DevOps is about bridging the gap between creation and maintenance, creators and supporters. It’s about creating shared views, goals, processes, and vocabulary. It’s about sharing knowledge and communication. It’s about shared toolsets, resources, and codebases. And, perhaps most importantly, it’s about shared ownership—which means shared responsibility and shared successes.
For many traditional organizations, making the shift to DevOps will mean re-thinking how you define, reward, and track those shared responsibilities and successes. Are the goals of the development and operations teams at odds? Does success for one team make success for the other team more difficult?
For example: If the development team is tasked with launching new features as quickly as possible and the IT operations team is tasked with maintaining uptime, those two goals may have a negative impact on each other. Operations may want to slow developers in order to exceed uptime goals and development may resent operations for keeping them from meeting their launch goals.
The solution for many DevOps teams is an SRE approach, whereas long as uptime is within SLO goals, development teams can launch as much as their hearts desire. And when uptime drops to unacceptable levels, all launches freeze until teams work together to get uptime back to where it needs to be.
ITIL vs. DevOps
If you follow ITIL perhaps you’re wondering where DevOps fits in. For many companies, ITIL and DevOps practices can work together. In fact, here at Atlassian, we see a lot of companies embracing the upsides and strengths of both.

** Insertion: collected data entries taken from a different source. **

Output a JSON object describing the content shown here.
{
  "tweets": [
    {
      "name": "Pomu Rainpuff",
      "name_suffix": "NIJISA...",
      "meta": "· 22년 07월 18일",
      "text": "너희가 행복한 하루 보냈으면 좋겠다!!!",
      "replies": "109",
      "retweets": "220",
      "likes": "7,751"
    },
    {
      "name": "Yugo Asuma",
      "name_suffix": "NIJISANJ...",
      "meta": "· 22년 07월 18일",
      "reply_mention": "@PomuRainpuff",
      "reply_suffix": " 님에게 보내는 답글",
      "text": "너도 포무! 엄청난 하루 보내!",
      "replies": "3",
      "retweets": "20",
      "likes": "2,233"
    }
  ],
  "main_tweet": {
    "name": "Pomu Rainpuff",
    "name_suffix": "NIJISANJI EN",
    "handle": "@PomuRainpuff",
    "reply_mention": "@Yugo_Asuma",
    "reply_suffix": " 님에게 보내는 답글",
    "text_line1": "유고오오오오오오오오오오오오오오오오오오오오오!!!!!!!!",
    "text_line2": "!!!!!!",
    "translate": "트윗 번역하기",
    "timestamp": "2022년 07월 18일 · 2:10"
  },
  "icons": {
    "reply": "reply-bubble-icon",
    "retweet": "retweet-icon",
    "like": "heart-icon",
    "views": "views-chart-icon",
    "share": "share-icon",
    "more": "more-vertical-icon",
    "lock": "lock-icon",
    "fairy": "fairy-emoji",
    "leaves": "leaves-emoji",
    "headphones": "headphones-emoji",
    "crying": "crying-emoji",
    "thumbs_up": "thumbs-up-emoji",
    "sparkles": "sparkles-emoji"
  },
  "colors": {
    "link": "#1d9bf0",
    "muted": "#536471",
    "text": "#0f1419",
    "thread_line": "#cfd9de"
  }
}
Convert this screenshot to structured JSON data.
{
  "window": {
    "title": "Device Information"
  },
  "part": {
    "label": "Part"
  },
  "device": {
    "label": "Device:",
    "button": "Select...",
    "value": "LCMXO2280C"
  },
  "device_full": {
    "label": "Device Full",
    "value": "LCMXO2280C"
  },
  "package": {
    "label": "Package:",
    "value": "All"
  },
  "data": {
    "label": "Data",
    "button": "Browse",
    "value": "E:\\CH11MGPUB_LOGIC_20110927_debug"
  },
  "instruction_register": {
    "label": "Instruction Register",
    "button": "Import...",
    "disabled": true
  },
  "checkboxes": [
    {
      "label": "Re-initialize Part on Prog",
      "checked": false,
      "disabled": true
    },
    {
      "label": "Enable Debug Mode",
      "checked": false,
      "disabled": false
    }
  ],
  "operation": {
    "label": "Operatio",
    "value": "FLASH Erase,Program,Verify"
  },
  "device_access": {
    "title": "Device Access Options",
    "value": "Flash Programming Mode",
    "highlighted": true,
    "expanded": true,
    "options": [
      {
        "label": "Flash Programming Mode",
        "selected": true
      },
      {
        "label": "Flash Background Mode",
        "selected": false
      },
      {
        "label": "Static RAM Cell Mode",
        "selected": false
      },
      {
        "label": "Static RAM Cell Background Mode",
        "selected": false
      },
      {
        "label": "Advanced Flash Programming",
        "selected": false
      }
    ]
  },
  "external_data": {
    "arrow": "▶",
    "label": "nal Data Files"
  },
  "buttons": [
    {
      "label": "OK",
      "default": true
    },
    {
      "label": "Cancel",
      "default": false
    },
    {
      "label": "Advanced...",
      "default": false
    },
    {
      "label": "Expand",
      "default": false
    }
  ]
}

As this piece on DevOps vs. ITIL explains: “We need both. We’re talking about complementary, not competitive boxes. We need to be able to work smarter and quicker, but we also still need process and control. Modern, high-performing teams and organizations are starting to realize this and use elements of both – they’ve moved beyond the either/or ultimatum.”
ITIL tends to address best practices for operations, support, governance, and other core business functions. DevOps brings to the table things like continuous delivery, blameless culture, collaboration tools, and agile practices that enhance and build upon the practices long built into the ITIL guidelines.
Tools for DevOps-oriented organizations
Embracing a DevOps approach may also mean embracing new tools—for communication, automation, and cross-team collaboration.
When assessing new tools, it’s important to ask questions like:
Does this tool work in our environment and integrate with existing tools?
Does it meet our needs?
Do all new tools work together in a comprehensive, cohesive toolset?
We may be biased, we recommend the ServiceNow service management tool for the incident, change management, knowledge management, software development, and code repository.
Part of the reason these tools work so well is that they work well together.